3:02pm Monday 8th February 2010
YOU correctly report that, in 2008, 17 senior judges at the European Court of Human Rights ruled that the policy of keeping the DNA of innocent people “could not be regarded as necessary in a democratic society”.
Well, firstly, “necessary” is presumably just a diplomatic way of saying “acceptable”.
Secondly, there is no point in a nation signing up to a higher authority if a given government – let alone constabulary – can simply overrule its pronouncements.
Thirdly, it could be perversely argued that a country which still boasts scores of hereditary law-making peers ennobles other unelected characters so that they may assume (sometimes high) ministerial office. And our crude, outmoded, first-past-the-post electoral system is anything but democratic.
Fourthly, it is self-evidently preposterous and repugnant that whether or not one is to be found on the DNA database could depend on the shortcomings, or whims, of some ignorant, half-baked or sick little constable and his or her maybe scarcely-better immediate seniors. There are plenty of alleged cases where individuals have been arrested uniquely or chiefly to ensure inclusion on the list.

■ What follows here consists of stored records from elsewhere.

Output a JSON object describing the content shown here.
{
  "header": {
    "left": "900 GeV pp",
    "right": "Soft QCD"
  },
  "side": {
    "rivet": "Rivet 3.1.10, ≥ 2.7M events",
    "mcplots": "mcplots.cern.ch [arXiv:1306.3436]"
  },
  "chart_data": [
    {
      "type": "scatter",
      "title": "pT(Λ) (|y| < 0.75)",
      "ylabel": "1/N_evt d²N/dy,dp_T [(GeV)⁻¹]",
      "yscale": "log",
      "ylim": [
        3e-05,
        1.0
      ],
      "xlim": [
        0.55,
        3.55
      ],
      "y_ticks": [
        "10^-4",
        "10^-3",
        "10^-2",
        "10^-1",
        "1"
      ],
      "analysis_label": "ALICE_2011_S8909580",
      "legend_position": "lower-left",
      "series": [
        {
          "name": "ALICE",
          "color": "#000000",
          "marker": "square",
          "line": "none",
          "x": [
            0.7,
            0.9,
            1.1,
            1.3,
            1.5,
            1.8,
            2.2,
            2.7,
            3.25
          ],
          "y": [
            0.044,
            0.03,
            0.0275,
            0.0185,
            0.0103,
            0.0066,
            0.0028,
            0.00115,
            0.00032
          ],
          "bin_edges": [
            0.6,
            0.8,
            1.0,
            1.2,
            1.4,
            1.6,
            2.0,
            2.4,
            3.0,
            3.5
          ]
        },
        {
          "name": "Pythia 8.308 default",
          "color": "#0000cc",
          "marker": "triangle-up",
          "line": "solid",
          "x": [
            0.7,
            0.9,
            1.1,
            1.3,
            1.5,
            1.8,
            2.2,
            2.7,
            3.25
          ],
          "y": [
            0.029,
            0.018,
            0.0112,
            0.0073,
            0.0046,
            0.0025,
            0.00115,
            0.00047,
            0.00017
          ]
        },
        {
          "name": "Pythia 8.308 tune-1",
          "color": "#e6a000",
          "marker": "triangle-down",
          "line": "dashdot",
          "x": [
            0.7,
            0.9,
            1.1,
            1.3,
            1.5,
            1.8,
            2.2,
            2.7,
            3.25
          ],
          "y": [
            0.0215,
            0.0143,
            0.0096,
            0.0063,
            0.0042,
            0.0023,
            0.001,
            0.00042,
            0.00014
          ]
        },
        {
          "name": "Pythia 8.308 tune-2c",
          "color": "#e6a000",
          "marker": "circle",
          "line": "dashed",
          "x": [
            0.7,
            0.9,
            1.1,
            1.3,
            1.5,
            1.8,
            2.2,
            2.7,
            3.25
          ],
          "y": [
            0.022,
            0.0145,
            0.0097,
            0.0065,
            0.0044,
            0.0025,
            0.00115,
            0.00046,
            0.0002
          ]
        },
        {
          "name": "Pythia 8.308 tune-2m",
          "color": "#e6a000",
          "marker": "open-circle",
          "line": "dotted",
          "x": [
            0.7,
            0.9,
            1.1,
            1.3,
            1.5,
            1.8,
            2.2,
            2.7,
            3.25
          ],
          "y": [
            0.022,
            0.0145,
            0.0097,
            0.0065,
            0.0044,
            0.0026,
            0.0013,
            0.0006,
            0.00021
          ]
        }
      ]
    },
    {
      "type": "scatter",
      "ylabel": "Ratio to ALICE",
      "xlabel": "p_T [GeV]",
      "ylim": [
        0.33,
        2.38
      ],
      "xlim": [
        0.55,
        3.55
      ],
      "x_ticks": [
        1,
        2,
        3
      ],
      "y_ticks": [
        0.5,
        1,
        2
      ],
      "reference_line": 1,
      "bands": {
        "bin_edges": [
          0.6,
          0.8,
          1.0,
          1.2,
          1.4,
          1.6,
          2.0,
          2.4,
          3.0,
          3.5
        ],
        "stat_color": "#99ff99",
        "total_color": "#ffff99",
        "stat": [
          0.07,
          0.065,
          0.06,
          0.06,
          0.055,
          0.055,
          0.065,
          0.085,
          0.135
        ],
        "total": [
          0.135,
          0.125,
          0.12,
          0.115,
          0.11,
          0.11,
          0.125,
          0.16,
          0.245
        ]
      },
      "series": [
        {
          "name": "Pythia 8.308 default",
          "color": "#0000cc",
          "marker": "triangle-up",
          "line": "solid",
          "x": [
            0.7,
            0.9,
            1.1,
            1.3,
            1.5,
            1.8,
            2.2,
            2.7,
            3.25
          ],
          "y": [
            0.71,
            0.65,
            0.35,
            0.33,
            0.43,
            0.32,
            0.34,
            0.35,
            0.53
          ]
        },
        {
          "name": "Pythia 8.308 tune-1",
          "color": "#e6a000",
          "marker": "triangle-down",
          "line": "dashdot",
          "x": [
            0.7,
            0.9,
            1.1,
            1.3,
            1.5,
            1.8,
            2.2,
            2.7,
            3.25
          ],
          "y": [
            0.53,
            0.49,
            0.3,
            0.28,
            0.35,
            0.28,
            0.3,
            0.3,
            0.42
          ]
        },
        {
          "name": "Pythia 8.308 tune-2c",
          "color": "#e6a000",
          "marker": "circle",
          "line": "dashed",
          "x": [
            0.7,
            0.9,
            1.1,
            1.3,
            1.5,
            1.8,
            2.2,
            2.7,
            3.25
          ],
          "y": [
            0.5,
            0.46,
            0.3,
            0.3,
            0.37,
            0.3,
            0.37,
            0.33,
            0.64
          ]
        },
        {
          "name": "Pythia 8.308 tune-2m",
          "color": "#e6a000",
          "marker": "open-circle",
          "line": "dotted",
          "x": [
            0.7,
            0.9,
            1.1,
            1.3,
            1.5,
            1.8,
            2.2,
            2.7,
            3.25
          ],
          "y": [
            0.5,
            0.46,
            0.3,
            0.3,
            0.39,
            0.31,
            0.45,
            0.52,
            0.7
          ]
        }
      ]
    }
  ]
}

Fifthly, of course the lack of clarification and consistency, specifically highlighted in your article is considerable cause for concern, but the ‘postcard lottery’ farce is eclipsed by the unsound general principle.
Those on the records who are ‘de iure’ innocent, are doubtless sometimes ‘de facto’ guilty of some crime, or some of their relatives may be. But the tendency towards actual or expedient presumption of culpability runs counter to all that this land is supposed to stand for – in a way, incidentally, that no-jury trials in which ‘nobbling’ would otherwise have been virtually inevitable, does not.
Finally, where does this arbitrary six-year retention limit spring from and what guarantee is there that it will be adhered to?
Still, perhaps I should not be directing these remarks to a publication which considers it appropriate to refer to people solely by their surname just because they have been formally accused of an offence, possibly by bigger crooks than they.